Satyavati fared well. Parashar took her far away from the region before her pregnancy began to show. I was born in an old midwife’s home in the forest.
‘We must name the child Dvaipayana, one created on an island,’ said Satyavati rather sentimentally to my father. He nodded, but it wasn’t a name that ever seemed likely to stick. ‘Women,’ he said to me once, years later, shaking his head in amused tolerance. ‘Imagine, a name like that for the son of a wandering Brahmin in British India. No, Ved Vyas is much easier. I’ve always wanted a son named Ved Vyas.’ And so Ved Vyas it was and, since I was a somewhat diminutive fellow, V.V. I became.
After less than a month’s suckling, I was taken away from my mother, who had to begin her journey home. My father had taught her several lessons from the ancient texts, including one or two related to the inscrutabilities of virginity. Upon her return, to quell the rumours in the village, her father had Satyavati examined by the senior midwife. Her hymen was pronounced intact.
Brahmins knew a great deal in those days.
3
It was just as well, for Satyavati the fish-odorous was destined to become the wife of a king. Yes, we had kings in those days, four hundred and thirty-five of them, luxuriating in titles such as Maharaja and Nawab that only airline ads and cricket captains sport any more. The British propped them up and told them what to do, or more often what not to do, but they were real kings for all that, with palaces and principalities and twenty-one-gun salutes; well, at least some of them had twenty-one guns, but the number of cannonballs wasted on you descended in order of importance and the man who was entranced by my mother was, I think, only a fourteen- or even an eleven- gunner. His name was Shantanu and he had had a rather unfortunate marriage in the past to an exquisite Maharani who suffered seven successive miscarriages and disappeared when her eighth pregnancy produced a son.
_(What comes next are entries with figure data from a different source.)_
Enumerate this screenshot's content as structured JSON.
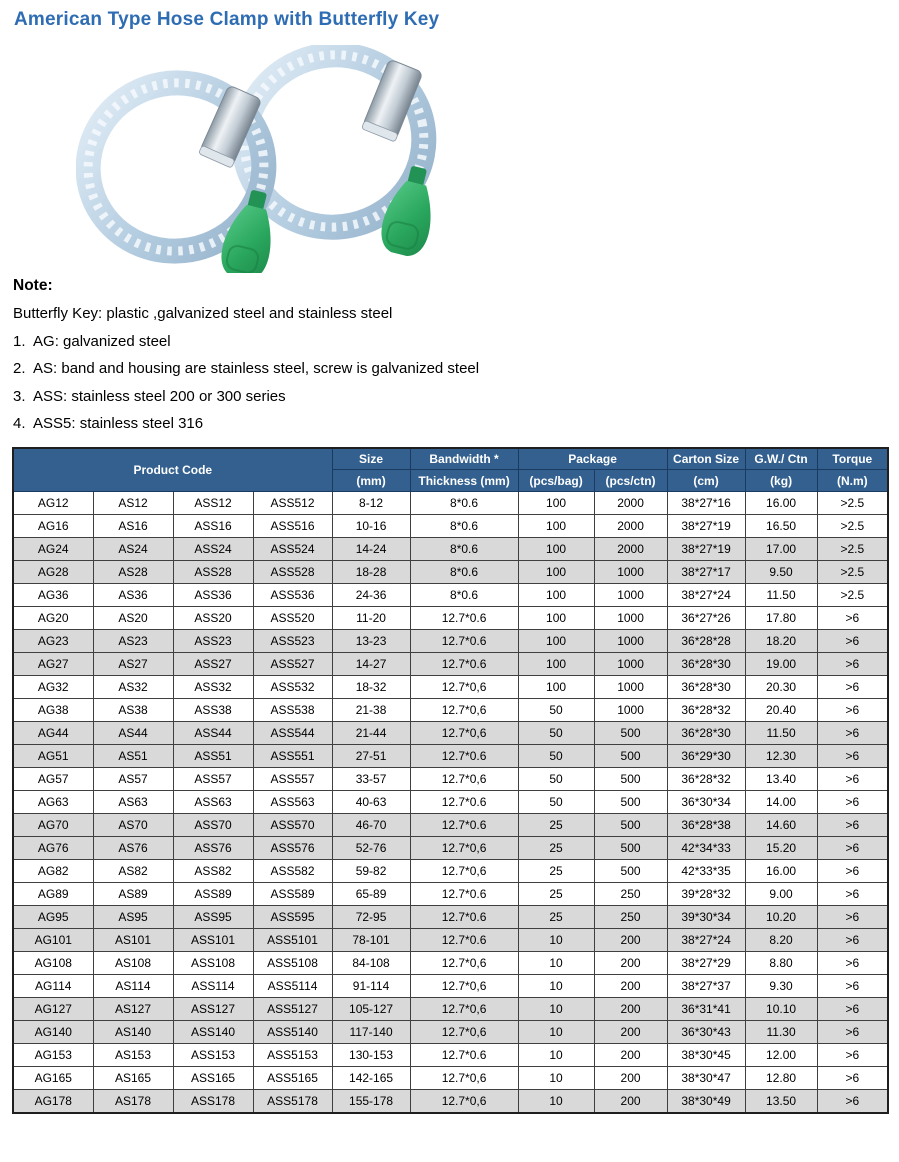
{
  "title": "American Type Hose Clamp with Butterfly Key",
  "product_image": {
    "description": "Two American type perforated-band hose clamps with green butterfly keys",
    "band_color": "#b7cfe2",
    "key_color": "#2aa75e"
  },
  "note": {
    "heading": "Note:",
    "lines": [
      "Butterfly Key: plastic ,galvanized steel and stainless steel",
      "1.  AG: galvanized steel",
      "2.  AS: band and housing are stainless steel, screw is galvanized steel",
      "3.  ASS: stainless steel 200 or 300 series",
      "4.  ASS5: stainless steel 316"
    ]
  },
  "table": {
    "header": {
      "product_code": "Product Code",
      "size_top": "Size",
      "size_bottom": "(mm)",
      "bandwidth_top": "Bandwidth *",
      "bandwidth_bottom": "Thickness (mm)",
      "package_top": "Package",
      "package_bag": "(pcs/bag)",
      "package_ctn": "(pcs/ctn)",
      "carton_top": "Carton Size",
      "carton_bottom": "(cm)",
      "gw_top": "G.W./ Ctn",
      "gw_bottom": "(kg)",
      "torque_top": "Torque",
      "torque_bottom": "(N.m)"
    },
    "rows": [
      [
        "AG12",
        "AS12",
        "ASS12",
        "ASS512",
        "8-12",
        "8*0.6",
        "100",
        "2000",
        "38*27*16",
        "16.00",
        ">2.5"
      ],
      [
        "AG16",
        "AS16",
        "ASS16",
        "ASS516",
        "10-16",
        "8*0.6",
        "100",
        "2000",
        "38*27*19",
        "16.50",
        ">2.5"
      ],
      [
        "AG24",
        "AS24",
        "ASS24",
        "ASS524",
        "14-24",
        "8*0.6",
        "100",
        "2000",
        "38*27*19",
        "17.00",
        ">2.5"
      ],
      [
        "AG28",
        "AS28",
        "ASS28",
        "ASS528",
        "18-28",
        "8*0.6",
        "100",
        "1000",
        "38*27*17",
        "9.50",
        ">2.5"
      ],
      [
        "AG36",
        "AS36",
        "ASS36",
        "ASS536",
        "24-36",
        "8*0.6",
        "100",
        "1000",
        "38*27*24",
        "11.50",
        ">2.5"
      ],
      [
        "AG20",
        "AS20",
        "ASS20",
        "ASS520",
        "11-20",
        "12.7*0.6",
        "100",
        "1000",
        "36*27*26",
        "17.80",
        ">6"
      ],
      [
        "AG23",
        "AS23",
        "ASS23",
        "ASS523",
        "13-23",
        "12.7*0.6",
        "100",
        "1000",
        "36*28*28",
        "18.20",
        ">6"
      ],
      [
        "AG27",
        "AS27",
        "ASS27",
        "ASS527",
        "14-27",
        "12.7*0.6",
        "100",
        "1000",
        "36*28*30",
        "19.00",
        ">6"
      ],
      [
        "AG32",
        "AS32",
        "ASS32",
        "ASS532",
        "18-32",
        "12.7*0,6",
        "100",
        "1000",
        "36*28*30",
        "20.30",
        ">6"
      ],
      [
        "AG38",
        "AS38",
        "ASS38",
        "ASS538",
        "21-38",
        "12.7*0,6",
        "50",
        "1000",
        "36*28*32",
        "20.40",
        ">6"
      ],
      [
        "AG44",
        "AS44",
        "ASS44",
        "ASS544",
        "21-44",
        "12.7*0,6",
        "50",
        "500",
        "36*28*30",
        "11.50",
        ">6"
      ],
      [
        "AG51",
        "AS51",
        "ASS51",
        "ASS551",
        "27-51",
        "12.7*0.6",
        "50",
        "500",
        "36*29*30",
        "12.30",
        ">6"
      ],
      [
        "AG57",
        "AS57",
        "ASS57",
        "ASS557",
        "33-57",
        "12.7*0,6",
        "50",
        "500",
        "36*28*32",
        "13.40",
        ">6"
      ],
      [
        "AG63",
        "AS63",
        "ASS63",
        "ASS563",
        "40-63",
        "12.7*0.6",
        "50",
        "500",
        "36*30*34",
        "14.00",
        ">6"
      ],
      [
        "AG70",
        "AS70",
        "ASS70",
        "ASS570",
        "46-70",
        "12.7*0.6",
        "25",
        "500",
        "36*28*38",
        "14.60",
        ">6"
      ],
      [
        "AG76",
        "AS76",
        "ASS76",
        "ASS576",
        "52-76",
        "12.7*0,6",
        "25",
        "500",
        "42*34*33",
        "15.20",
        ">6"
      ],
      [
        "AG82",
        "AS82",
        "ASS82",
        "ASS582",
        "59-82",
        "12.7*0,6",
        "25",
        "500",
        "42*33*35",
        "16.00",
        ">6"
      ],
      [
        "AG89",
        "AS89",
        "ASS89",
        "ASS589",
        "65-89",
        "12.7*0.6",
        "25",
        "250",
        "39*28*32",
        "9.00",
        ">6"
      ],
      [
        "AG95",
        "AS95",
        "ASS95",
        "ASS595",
        "72-95",
        "12.7*0.6",
        "25",
        "250",
        "39*30*34",
        "10.20",
        ">6"
      ],
      [
        "AG101",
        "AS101",
        "ASS101",
        "ASS5101",
        "78-101",
        "12.7*0.6",
        "10",
        "200",
        "38*27*24",
        "8.20",
        ">6"
      ],
      [
        "AG108",
        "AS108",
        "ASS108",
        "ASS5108",
        "84-108",
        "12.7*0,6",
        "10",
        "200",
        "38*27*29",
        "8.80",
        ">6"
      ],
      [
        "AG114",
        "AS114",
        "ASS114",
        "ASS5114",
        "91-114",
        "12.7*0,6",
        "10",
        "200",
        "38*27*37",
        "9.30",
        ">6"
      ],
      [
        "AG127",
        "AS127",
        "ASS127",
        "ASS5127",
        "105-127",
        "12.7*0,6",
        "10",
        "200",
        "36*31*41",
        "10.10",
        ">6"
      ],
      [
        "AG140",
        "AS140",
        "ASS140",
        "ASS5140",
        "117-140",
        "12.7*0,6",
        "10",
        "200",
        "36*30*43",
        "11.30",
        ">6"
      ],
      [
        "AG153",
        "AS153",
        "ASS153",
        "ASS5153",
        "130-153",
        "12.7*0.6",
        "10",
        "200",
        "38*30*45",
        "12.00",
        ">6"
      ],
      [
        "AG165",
        "AS165",
        "ASS165",
        "ASS5165",
        "142-165",
        "12.7*0,6",
        "10",
        "200",
        "38*30*47",
        "12.80",
        ">6"
      ],
      [
        "AG178",
        "AS178",
        "ASS178",
        "ASS5178",
        "155-178",
        "12.7*0,6",
        "10",
        "200",
        "38*30*49",
        "13.50",
        ">6"
      ]
    ]
  },
  "colors": {
    "title_blue": "#2E6CB3",
    "header_bg": "#33608F",
    "header_border": "#1b3a5f",
    "shaded_row": "#D9D9D9",
    "grid_line": "#3f3f3f"
  }
}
There were all sorts of stories circulating about the ex-queen, one saying that she was in fact enamoured of Shantanu’s father, the old King Pritapa, and had married the son instead, as a sort of substitute; others casting doubt on her pedigree and claiming that Shantanu had picked her up on the banks of the Ganga; another suggesting that they had what would today be called an ‘open marriage’ which left her free to lead her own life; still others, whispered, that the seven children had died not entirely natural deaths and that the Maharani was not altogether normal. Whatever the truth of the rumours — and there was always enough evidence to suggest that none of them was wholly unfounded — there was no doubting that Shantanu had seemed very happy with his wife until she abruptly left him.
Years later, inexplicably, the now middle-aged king returned from a trip to the river bank with a handsome lad named Ganga Datta, announced that he was his lost son, and made him heir-apparent; and though this was a position which normally required the approval of the British Resident, it was clear that the young man possessed in abundant measure the qualities and the breeding required for the office of crown prince, and the Maharaja’s apparently eccentric nomination was never challenged. Not, that is, until my mother entered the scene.